On the 26th, the nurse paraded down Broadway and Fifth Avenue in New York, wearing a white uniform and driving an open-topped black Cadillac, under a shower of confetti. In Washington, she was invited by Congress. President Eisenhower decorated her at the White House. This was followed by a triumphant tour of America's major cities, with crowds and cocktails in evening dress. Hollywood offered her a golden bridge to adapt her story for the screen. She refused, just as she had refused money from the newspapers that wanted to publish her memoirs exclusively. While she was basking in the glow of honors, she was constantly reminded of the fate of her fellow prisoners, whom France seems to have forgotten.


" I feel that in my existence there is a before and an after to Dien Bien Phu ", Geneviève de Galard can only say. She resumed her job as a conveyor belt driver in Saigon in November 1954, then left the army in July 1955, before entering the Invalides rehabilitation center. The following year, she married a soldier, Jean de Heaulme, the union being heralded as a social event by all the press, Le Monde being no exception (the couple had three children). Geneviève followed her husband on his postings, notably to Madagascar, which had just gained independence. Back in France, Geneviève de Galard took care of the boat people fleeing Communist Vietnam. In 1983, Geneviève de Galard was elected city councillor for the 17th arrondissement of Paris, a position she held for 18 years.
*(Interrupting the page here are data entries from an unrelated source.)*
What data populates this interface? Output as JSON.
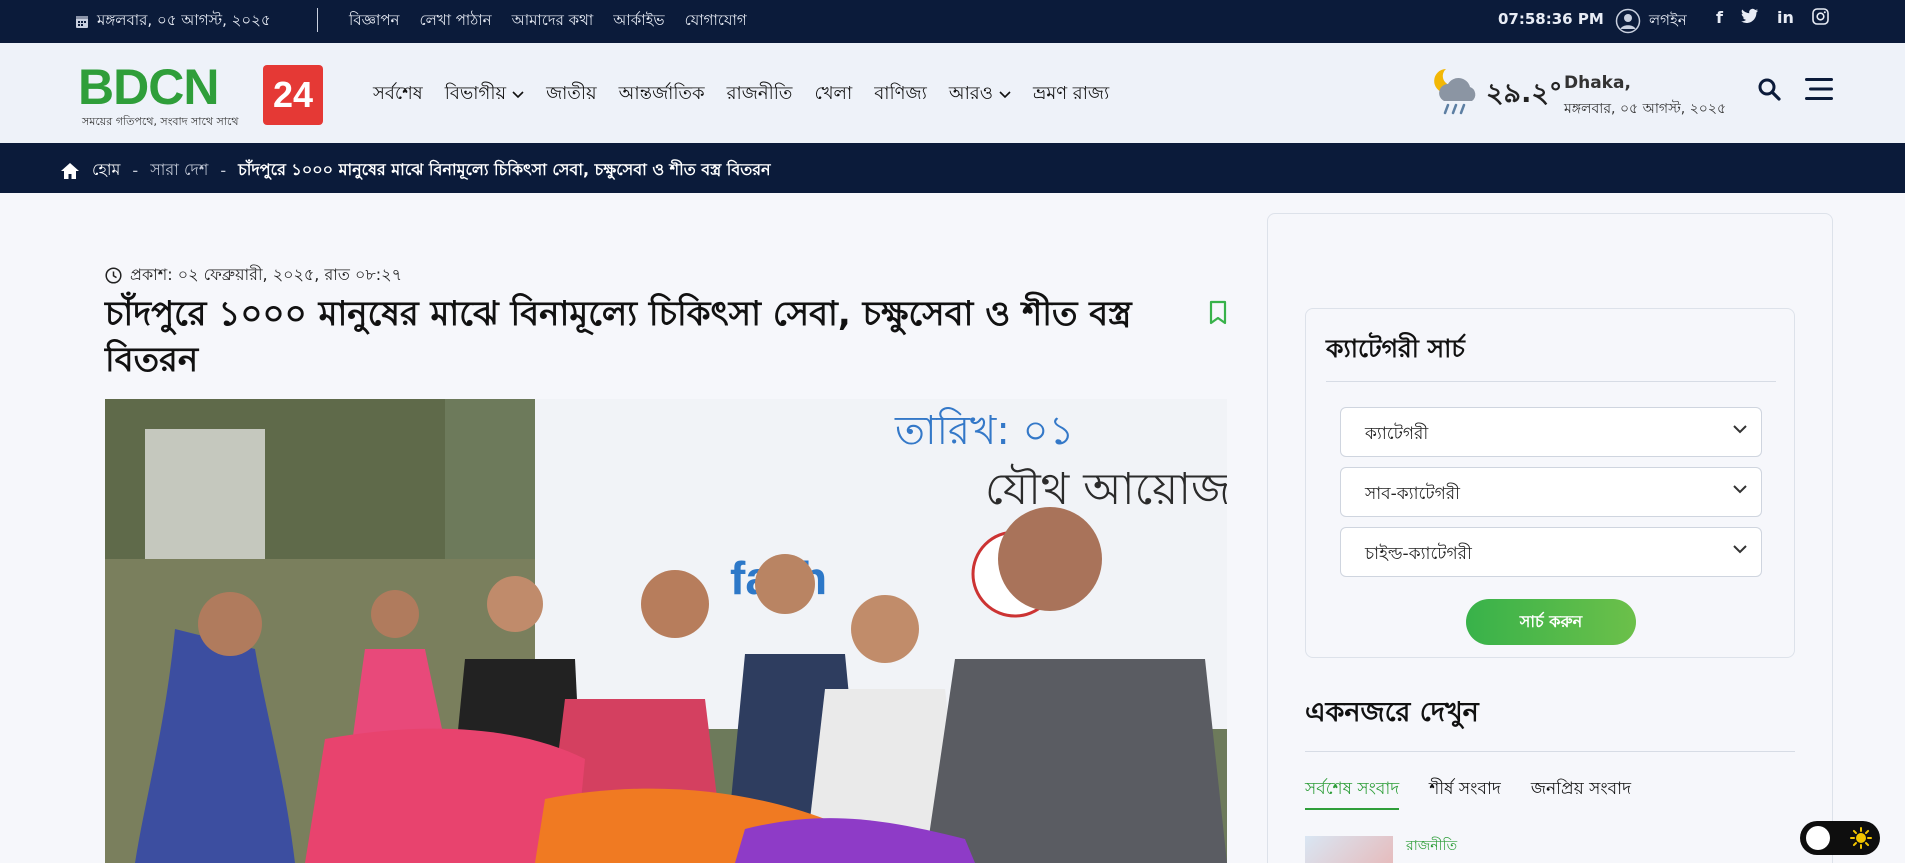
{
  "topbar": {
    "date": "মঙ্গলবার, ০৫ আগস্ট, ২০২৫",
    "links": [
      "বিজ্ঞাপন",
      "লেখা পাঠান",
      "আমাদের কথা",
      "আর্কাইভ",
      "যোগাযোগ"
    ],
    "time": "07:58:36 PM",
    "login": "লগইন",
    "social": [
      "facebook-icon",
      "twitter-icon",
      "linkedin-icon",
      "instagram-icon"
    ]
  },
  "logo": {
    "brand": "BDCN",
    "badge": "24",
    "tagline": "সময়ের গতিপথে, সংবাদ সাথে সাথে"
  },
  "nav": [
    "সর্বশেষ",
    "বিভাগীয়",
    "জাতীয়",
    "আন্তর্জাতিক",
    "রাজনীতি",
    "খেলা",
    "বাণিজ্য",
    "আরও",
    "ভ্রমণ রাজ্য"
  ],
  "weather": {
    "temp": "২৯.২°",
    "city": "Dhaka,",
    "date": "মঙ্গলবার, ০৫ আগস্ট, ২০২৫"
  },
  "breadcrumb": {
    "home": "হোম",
    "section": "সারা দেশ",
    "current": "চাঁদপুরে ১০০০ মানুষের মাঝে বিনামূল্যে চিকিৎসা সেবা, চক্ষুসেবা ও শীত বস্ত্র বিতরন"
  },
  "article": {
    "published": "প্রকাশ: ০২ ফেব্রুয়ারী, ২০২৫, রাত ০৮:২৭",
    "title": "চাঁদপুরে ১০০০ মানুষের মাঝে বিনামূল্যে চিকিৎসা সেবা, চক্ষুসেবা ও শীত বস্ত্র বিতরন"
  },
  "sidebar": {
    "category_search_title": "ক্যাটেগরী সার্চ",
    "category_placeholder": "ক্যাটেগরী",
    "subcategory_placeholder": "সাব-ক্যাটেগরী",
    "childcategory_placeholder": "চাইল্ড-ক্যাটেগরী",
    "search_button": "সার্চ করুন",
    "glance_title": "একনজরে দেখুন",
    "tabs": [
      "সর্বশেষ সংবাদ",
      "শীর্ষ সংবাদ",
      "জনপ্রিয় সংবাদ"
    ],
    "first_item_category": "রাজনীতি"
  },
  "colors": {
    "navy": "#0b1b3a",
    "green": "#2f9e3a",
    "red": "#e53935"
  }
}
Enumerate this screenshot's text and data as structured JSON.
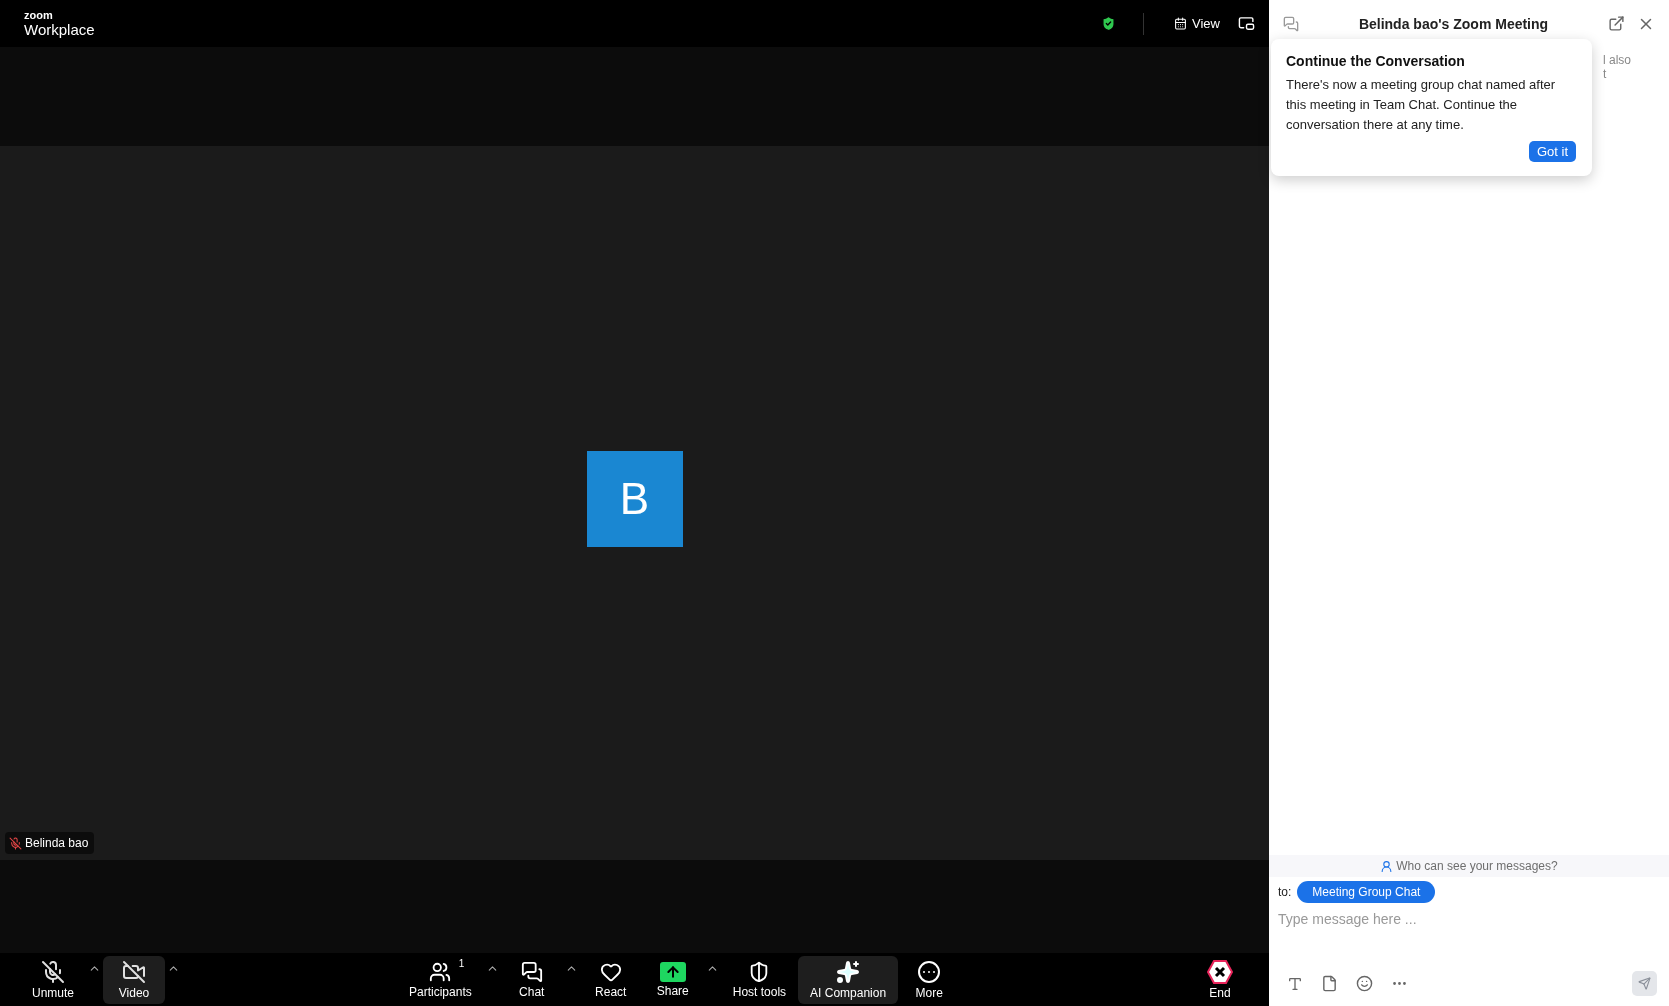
{
  "header": {
    "logo_small": "zoom",
    "logo_large": "Workplace",
    "view_label": "View"
  },
  "video": {
    "avatar_letter": "B",
    "name": "Belinda bao",
    "muted": true
  },
  "toolbar": {
    "left": [
      {
        "kind": "unmute",
        "label": "Unmute",
        "caret": true,
        "highlighted": false
      },
      {
        "kind": "video",
        "label": "Video",
        "caret": true,
        "highlighted": true
      }
    ],
    "center": [
      {
        "kind": "participants",
        "label": "Participants",
        "badge": "1",
        "caret": true,
        "highlighted": false
      },
      {
        "kind": "chat",
        "label": "Chat",
        "caret": true,
        "highlighted": false
      },
      {
        "kind": "react",
        "label": "React",
        "caret": false,
        "highlighted": false
      },
      {
        "kind": "share",
        "label": "Share",
        "caret": true,
        "highlighted": false
      },
      {
        "kind": "host",
        "label": "Host tools",
        "caret": false,
        "highlighted": false
      },
      {
        "kind": "ai",
        "label": "AI Companion",
        "caret": false,
        "highlighted": true
      },
      {
        "kind": "more",
        "label": "More",
        "caret": false,
        "highlighted": false
      }
    ],
    "end": {
      "label": "End"
    }
  },
  "chat_panel": {
    "title": "Belinda bao's Zoom Meeting",
    "hidden_notice": [
      "l also",
      "t"
    ],
    "popover": {
      "title": "Continue the Conversation",
      "body": "There's now a meeting group chat named after this meeting in Team Chat. Continue the conversation there at any time.",
      "button": "Got it"
    },
    "privacy_link": "Who can see your messages?",
    "to_label": "to:",
    "recipient": "Meeting Group Chat",
    "input": {
      "placeholder": "Type message here ..."
    }
  }
}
Geneviève de Galard was gradually forgotten, due to her discretion and France's guilty conscience towards a war that history has deemed imperialist. But she kept in touch with the veterans of Dien Bien Phu for the rest of her life, and was inundated with letters from survivors expressing their gratitude. " You were for me, in this hell, the image of Christian charity ", wrote one of these former soldiers, writer and film-maker Pierre Schoendoerffer. In 1984, she protested against a documentary by Henri de Turenne which, in her opinion, made too much use of Vietnamese propaganda images and re-enacted scenes with French prisoners. In 2001, Geneviève de Galard returned to Vietnam. But she refused to go to Dien Bien Phu.